Now let’s compile and run this program with optimizations turned on:

$ clang -w -O2 foo.c
$ ./a.out
c: 0x7fff5c9f9470
c: 0x7fff5c9f9470

What happens here is that c gets optimized out, and the address of b is passed to the two printf invocations directly. There is still an extra 32 bits written onto the stack, but they’re harmless. (Actually in this case the call to obtain_two_pointers gets inlined so it’s not quite that simple. If the function is declared extern and defined in another file, like it was in the real code, then it’s easy to see that c is just optimized out.)

Lessons learned

  • Optimizations are behavior preserving, but not undefined behavior preserving. In the second program, the implicit cast from int* to void** when &b is passed to the function is undefined behavior. That’s why optimizing out c is a valid transformation even though it changes the behavior of the program. (I think.)

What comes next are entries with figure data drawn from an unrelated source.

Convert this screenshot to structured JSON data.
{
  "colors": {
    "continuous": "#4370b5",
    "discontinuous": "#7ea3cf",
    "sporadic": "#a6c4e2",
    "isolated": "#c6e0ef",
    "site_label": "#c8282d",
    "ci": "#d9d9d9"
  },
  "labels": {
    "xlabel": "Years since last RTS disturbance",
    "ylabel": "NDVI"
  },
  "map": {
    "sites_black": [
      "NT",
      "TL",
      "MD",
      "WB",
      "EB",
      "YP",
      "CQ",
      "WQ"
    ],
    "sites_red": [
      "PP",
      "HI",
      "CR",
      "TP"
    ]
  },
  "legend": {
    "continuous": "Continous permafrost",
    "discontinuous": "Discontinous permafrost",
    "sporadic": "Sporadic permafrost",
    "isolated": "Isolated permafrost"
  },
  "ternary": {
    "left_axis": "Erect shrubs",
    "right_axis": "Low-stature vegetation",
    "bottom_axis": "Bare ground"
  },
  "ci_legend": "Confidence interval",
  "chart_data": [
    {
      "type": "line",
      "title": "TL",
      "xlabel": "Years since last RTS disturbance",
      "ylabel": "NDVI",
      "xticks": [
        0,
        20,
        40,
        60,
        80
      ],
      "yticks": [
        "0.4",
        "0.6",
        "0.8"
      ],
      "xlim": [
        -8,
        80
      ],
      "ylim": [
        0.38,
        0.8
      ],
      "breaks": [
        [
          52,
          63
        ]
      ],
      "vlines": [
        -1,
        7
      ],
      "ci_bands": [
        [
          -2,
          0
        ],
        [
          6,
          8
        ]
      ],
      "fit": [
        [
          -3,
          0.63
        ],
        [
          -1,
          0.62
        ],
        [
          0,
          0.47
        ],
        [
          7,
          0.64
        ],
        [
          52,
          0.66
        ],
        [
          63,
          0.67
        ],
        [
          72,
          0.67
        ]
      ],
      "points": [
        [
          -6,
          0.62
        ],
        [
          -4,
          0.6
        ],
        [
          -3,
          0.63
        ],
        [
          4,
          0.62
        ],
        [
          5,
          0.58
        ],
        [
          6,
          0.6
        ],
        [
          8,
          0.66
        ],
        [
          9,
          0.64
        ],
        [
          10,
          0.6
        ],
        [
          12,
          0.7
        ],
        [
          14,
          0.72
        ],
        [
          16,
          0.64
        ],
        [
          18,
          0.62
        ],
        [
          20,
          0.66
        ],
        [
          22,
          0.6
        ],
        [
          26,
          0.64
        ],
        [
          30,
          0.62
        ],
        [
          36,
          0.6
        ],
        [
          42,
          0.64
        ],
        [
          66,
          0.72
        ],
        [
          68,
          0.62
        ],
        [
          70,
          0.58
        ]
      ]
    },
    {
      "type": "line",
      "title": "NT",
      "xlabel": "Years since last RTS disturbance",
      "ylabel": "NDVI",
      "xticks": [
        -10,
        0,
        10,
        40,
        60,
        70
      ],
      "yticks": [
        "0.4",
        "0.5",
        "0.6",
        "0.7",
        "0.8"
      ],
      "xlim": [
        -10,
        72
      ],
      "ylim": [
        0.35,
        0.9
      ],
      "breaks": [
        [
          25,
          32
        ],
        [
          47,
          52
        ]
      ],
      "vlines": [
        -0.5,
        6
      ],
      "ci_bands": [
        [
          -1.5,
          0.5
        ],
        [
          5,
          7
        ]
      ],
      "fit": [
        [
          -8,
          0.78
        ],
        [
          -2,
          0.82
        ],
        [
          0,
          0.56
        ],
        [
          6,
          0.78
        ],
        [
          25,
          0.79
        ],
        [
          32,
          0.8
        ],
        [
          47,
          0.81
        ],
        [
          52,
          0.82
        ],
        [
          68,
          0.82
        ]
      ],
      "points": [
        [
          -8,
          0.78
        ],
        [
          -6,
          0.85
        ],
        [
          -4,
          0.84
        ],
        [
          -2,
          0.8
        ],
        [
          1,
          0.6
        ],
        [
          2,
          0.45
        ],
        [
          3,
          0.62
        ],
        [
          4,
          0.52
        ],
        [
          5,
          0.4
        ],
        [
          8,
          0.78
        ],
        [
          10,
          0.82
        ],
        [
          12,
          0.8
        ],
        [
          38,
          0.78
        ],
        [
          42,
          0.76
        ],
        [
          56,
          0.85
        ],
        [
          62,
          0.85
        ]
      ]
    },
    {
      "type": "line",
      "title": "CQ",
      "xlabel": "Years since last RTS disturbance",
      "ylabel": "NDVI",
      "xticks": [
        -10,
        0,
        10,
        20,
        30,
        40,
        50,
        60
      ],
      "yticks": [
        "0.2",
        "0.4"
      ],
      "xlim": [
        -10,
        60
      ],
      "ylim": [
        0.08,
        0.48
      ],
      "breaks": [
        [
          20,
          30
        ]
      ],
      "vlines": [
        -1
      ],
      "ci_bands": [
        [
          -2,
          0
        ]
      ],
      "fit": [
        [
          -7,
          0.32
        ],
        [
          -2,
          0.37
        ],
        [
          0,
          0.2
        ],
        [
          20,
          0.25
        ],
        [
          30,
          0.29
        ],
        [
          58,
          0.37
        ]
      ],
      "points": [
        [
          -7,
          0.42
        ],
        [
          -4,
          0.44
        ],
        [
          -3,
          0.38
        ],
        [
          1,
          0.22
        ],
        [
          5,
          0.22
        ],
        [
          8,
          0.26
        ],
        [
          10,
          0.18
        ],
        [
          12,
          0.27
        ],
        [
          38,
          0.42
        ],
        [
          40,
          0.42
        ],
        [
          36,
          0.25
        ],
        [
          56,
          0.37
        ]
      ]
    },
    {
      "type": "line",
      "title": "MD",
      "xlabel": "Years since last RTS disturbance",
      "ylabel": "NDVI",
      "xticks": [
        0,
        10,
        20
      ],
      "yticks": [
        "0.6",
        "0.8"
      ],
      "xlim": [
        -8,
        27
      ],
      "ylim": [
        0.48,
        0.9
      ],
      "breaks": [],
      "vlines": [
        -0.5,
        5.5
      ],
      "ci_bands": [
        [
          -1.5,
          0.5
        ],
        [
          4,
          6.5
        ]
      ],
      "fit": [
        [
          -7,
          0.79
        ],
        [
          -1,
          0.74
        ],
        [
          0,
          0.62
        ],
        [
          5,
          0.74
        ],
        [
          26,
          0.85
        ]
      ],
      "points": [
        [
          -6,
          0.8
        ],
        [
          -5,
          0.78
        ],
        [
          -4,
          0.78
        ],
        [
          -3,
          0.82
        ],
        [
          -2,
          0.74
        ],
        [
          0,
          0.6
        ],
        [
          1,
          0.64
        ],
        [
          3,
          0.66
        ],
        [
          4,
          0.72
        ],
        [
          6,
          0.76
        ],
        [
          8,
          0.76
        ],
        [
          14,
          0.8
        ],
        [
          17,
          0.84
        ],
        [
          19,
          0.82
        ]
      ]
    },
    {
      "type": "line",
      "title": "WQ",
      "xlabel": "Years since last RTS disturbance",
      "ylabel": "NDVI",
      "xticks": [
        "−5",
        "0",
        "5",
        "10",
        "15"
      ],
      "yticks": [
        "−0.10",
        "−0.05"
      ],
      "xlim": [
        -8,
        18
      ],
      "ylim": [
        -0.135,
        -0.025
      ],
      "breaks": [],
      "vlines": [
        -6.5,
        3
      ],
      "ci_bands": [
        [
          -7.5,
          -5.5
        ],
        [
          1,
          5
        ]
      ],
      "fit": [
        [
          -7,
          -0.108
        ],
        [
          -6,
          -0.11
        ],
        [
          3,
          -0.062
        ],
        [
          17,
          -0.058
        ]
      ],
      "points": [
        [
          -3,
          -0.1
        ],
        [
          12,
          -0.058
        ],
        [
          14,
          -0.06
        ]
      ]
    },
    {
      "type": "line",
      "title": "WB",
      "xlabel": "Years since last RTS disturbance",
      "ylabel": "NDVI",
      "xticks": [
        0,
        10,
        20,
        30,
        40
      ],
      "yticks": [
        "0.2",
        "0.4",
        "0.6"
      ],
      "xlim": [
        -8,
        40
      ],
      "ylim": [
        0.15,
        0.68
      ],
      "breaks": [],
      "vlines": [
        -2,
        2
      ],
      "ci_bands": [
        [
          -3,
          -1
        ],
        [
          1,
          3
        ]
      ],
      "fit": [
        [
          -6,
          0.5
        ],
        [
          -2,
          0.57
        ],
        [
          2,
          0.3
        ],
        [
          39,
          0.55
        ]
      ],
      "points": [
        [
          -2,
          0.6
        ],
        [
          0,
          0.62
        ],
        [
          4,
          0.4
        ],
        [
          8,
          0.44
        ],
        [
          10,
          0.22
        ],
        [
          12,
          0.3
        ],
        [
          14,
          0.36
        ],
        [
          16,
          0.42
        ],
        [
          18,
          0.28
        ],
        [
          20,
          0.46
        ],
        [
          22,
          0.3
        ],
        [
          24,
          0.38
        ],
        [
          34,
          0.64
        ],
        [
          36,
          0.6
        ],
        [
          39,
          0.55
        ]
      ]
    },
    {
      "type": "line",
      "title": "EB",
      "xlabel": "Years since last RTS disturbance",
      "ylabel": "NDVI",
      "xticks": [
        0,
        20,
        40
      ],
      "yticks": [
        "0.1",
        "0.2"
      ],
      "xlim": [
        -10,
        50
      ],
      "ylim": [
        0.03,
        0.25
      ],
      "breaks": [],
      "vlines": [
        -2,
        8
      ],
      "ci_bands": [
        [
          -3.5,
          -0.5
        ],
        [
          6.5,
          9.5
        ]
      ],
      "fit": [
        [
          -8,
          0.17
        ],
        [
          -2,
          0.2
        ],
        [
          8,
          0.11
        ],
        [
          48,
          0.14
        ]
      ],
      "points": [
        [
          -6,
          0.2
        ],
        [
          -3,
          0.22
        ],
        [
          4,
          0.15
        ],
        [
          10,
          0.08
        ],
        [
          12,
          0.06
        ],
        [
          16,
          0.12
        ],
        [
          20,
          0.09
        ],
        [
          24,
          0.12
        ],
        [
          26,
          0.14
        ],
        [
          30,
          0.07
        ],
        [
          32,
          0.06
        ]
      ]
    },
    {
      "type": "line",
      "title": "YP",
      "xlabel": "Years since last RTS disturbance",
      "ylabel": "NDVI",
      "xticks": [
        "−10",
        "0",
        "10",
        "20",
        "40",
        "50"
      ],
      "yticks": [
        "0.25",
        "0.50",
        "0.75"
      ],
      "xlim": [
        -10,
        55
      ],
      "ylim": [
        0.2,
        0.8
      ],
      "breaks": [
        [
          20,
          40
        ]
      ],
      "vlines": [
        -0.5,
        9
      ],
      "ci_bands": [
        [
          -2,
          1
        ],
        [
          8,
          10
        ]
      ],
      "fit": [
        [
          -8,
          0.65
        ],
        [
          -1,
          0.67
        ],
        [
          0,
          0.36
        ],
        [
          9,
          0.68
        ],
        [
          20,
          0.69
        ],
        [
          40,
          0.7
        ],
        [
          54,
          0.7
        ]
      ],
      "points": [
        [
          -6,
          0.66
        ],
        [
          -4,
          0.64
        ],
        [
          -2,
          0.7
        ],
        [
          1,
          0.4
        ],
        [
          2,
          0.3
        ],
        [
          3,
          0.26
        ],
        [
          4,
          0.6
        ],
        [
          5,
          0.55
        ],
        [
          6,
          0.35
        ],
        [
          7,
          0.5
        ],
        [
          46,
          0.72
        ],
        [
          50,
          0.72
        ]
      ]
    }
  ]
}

  • Being conscientious about compiler warnings can pay off. I’ve encountered people who say that compiler warnings are more trouble than they’re worth, because the issues they find are either false positives, or trivial bugs that anyone would see. It is true that the bug in the second program is not hard to see – if anyone had had cause to read through that part of the code, they would have likely spotted it immediately. Unfortunately, in very large codebases, a lot of code is left to rot, only examined if it appears in the stack trace of a core file after a crash; at least, that’s how I found this bug. But the compiler always reads all of the code, so if nothing else it can help find these trivial bugs in rarely-read code.